Database Catalogs are configuration objects that grant BodoSQL access to load tables from a remote database. Bodo platform now supports adding Database catalogs through the UI and provides users the option to write native SQL code to run on the tables in the connected remote database.

Adding a Database Catalog¶

Supported On AWS · Supported on Azure

In your workspaces view, navigate to the Catalogs section in the sidebar. Click on CREATE CATALOG and fill up the form with the required values.

Catalogs

Currently, we support Snowflake Database Catalogs, Tabular Database Catalogs and AWS Glue Catalogs on the Bodo Platform.
See SnowflakeCatalog, TabularCatalog and GlueCatalog for details on the required parameters.

Upon submitting the form, you will see that your Catalog has been created and is now available to use in your interactive notebook.

Catalog List

Running a Job With a Database Catalog¶

Supported On AWS · Supported on Azure

To run a SQL job with the database catalog you need to create a job template in the jobs tab.

Job List

Configure the job template normally and under Advanced Options, you can select the Catalog you want to use.

Job Template

Catalogs can also be given to bodosdk jobs. When the job is run, the SQL code will be executed on the tables in the connected remote database.

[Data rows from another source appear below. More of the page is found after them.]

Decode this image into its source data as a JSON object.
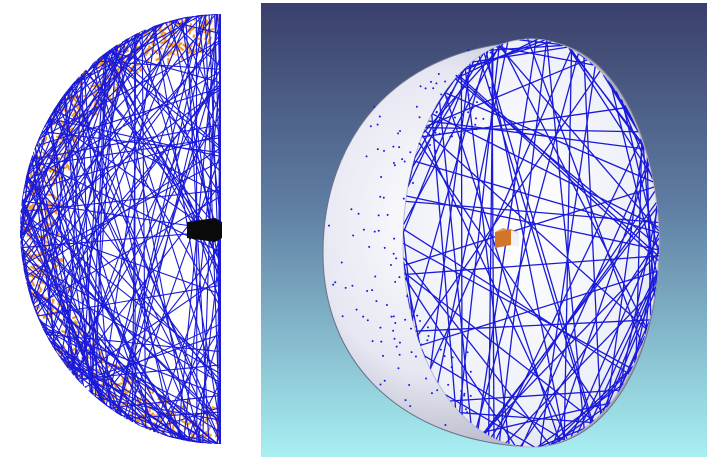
{
  "colors": {
    "ray_blue": "#1a1ad8",
    "hit_orange": "#f59a2a",
    "source_black": "#0a0a0a",
    "background_top": "#3a3f6b",
    "background_bottom": "#a8f0f2",
    "dome_light": "#f4f4fb",
    "dome_shadow": "#8f92a8",
    "cube_orange": "#d2742a"
  },
  "icons": {
    "left_view": "ray-trace-hemisphere-side-view",
    "right_view": "ray-trace-dome-3d-view",
    "source": "light-source-block"
  }
}
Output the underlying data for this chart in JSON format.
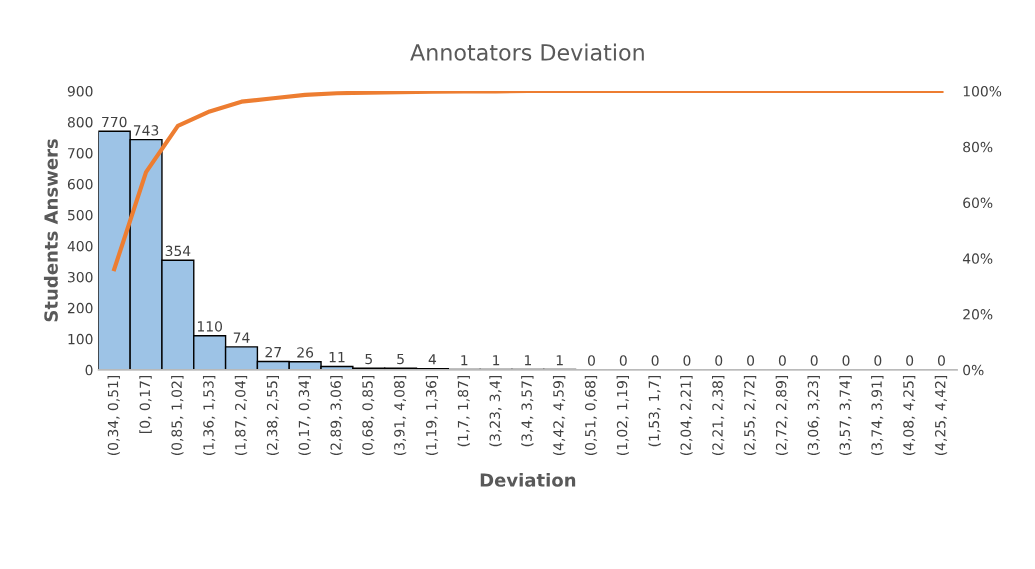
{
  "chart_data": {
    "type": "bar",
    "title": "Annotators Deviation",
    "xlabel": "Deviation",
    "ylabel": "Students Answers",
    "categories": [
      "(0,34, 0,51]",
      "[0, 0,17]",
      "(0,85, 1,02]",
      "(1,36, 1,53]",
      "(1,87, 2,04]",
      "(2,38, 2,55]",
      "(0,17, 0,34]",
      "(2,89, 3,06]",
      "(0,68, 0,85]",
      "(3,91, 4,08]",
      "(1,19, 1,36]",
      "(1,7, 1,87]",
      "(3,23, 3,4]",
      "(3,4, 3,57]",
      "(4,42, 4,59]",
      "(0,51, 0,68]",
      "(1,02, 1,19]",
      "(1,53, 1,7]",
      "(2,04, 2,21]",
      "(2,21, 2,38]",
      "(2,55, 2,72]",
      "(2,72, 2,89]",
      "(3,06, 3,23]",
      "(3,57, 3,74]",
      "(3,74, 3,91]",
      "(4,08, 4,25]",
      "(4,25, 4,42]"
    ],
    "series": [
      {
        "color": "#9dc3e6",
        "values": [
          770,
          743,
          354,
          110,
          74,
          27,
          26,
          11,
          5,
          5,
          4,
          1,
          1,
          1,
          1,
          0,
          0,
          0,
          0,
          0,
          0,
          0,
          0,
          0,
          0,
          0,
          0
        ],
        "value_labels": [
          "770",
          "743",
          "354",
          "110",
          "74",
          "27",
          "26",
          "11",
          "5",
          "5",
          "4",
          "1",
          "1",
          "1",
          "1",
          "0",
          "0",
          "0",
          "0",
          "0",
          "0",
          "0",
          "0",
          "0",
          "0",
          "0",
          "0"
        ]
      },
      {
        "type": "line",
        "axis": "y2",
        "color": "#ed7d31",
        "values": [
          36.1,
          70.9,
          87.5,
          92.7,
          96.2,
          97.4,
          98.6,
          99.2,
          99.4,
          99.6,
          99.8,
          99.9,
          99.9,
          100,
          100,
          100,
          100,
          100,
          100,
          100,
          100,
          100,
          100,
          100,
          100,
          100,
          100
        ]
      }
    ],
    "grid": false,
    "legend": false,
    "ylim": [
      0,
      900
    ],
    "yticks": [
      0,
      100,
      200,
      300,
      400,
      500,
      600,
      700,
      800,
      900
    ],
    "y2lim": [
      0,
      100
    ],
    "y2ticks": [
      {
        "value": 0,
        "label": "0%"
      },
      {
        "value": 20,
        "label": "20%"
      },
      {
        "value": 40,
        "label": "40%"
      },
      {
        "value": 60,
        "label": "60%"
      },
      {
        "value": 80,
        "label": "80%"
      },
      {
        "value": 100,
        "label": "100%"
      }
    ]
  }
}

Using Database Catalogs in Interactive Notebooks¶

Supported On AWS · Supported on Azure

Important

Using Database Catalogs in Interactive Notebooks is only supported for Snowflake Database Catalogs.

When you create a code cell in your interactive notebook, you will notice a blue selector on the top right hand corner of the code cell. By default, this will be set to Parallel-Python. This means that any code written in this cell will execute on all cores of the attached cluster.

Code cell

To enable running native SQL code, you can set the cell type in the blue selector to SQL, and you will need to select your Catalog from the Catalog selector to the left of the cell type selector as shown in the figure below.

Native SQL cell

The output of the SQL query is automatically saved in a distributed dataframe named LAST_SQL_OUTPUT. This dataframe will be overwritten every time a SQL query is run.

Viewing Database Catalogs Data¶

To view the connection data stored in a catalog first connect to a cluster and then run the following in a code cell:

import bodo_platform_utils
bodo_platform_utils.catalog.get_data("catalog_name")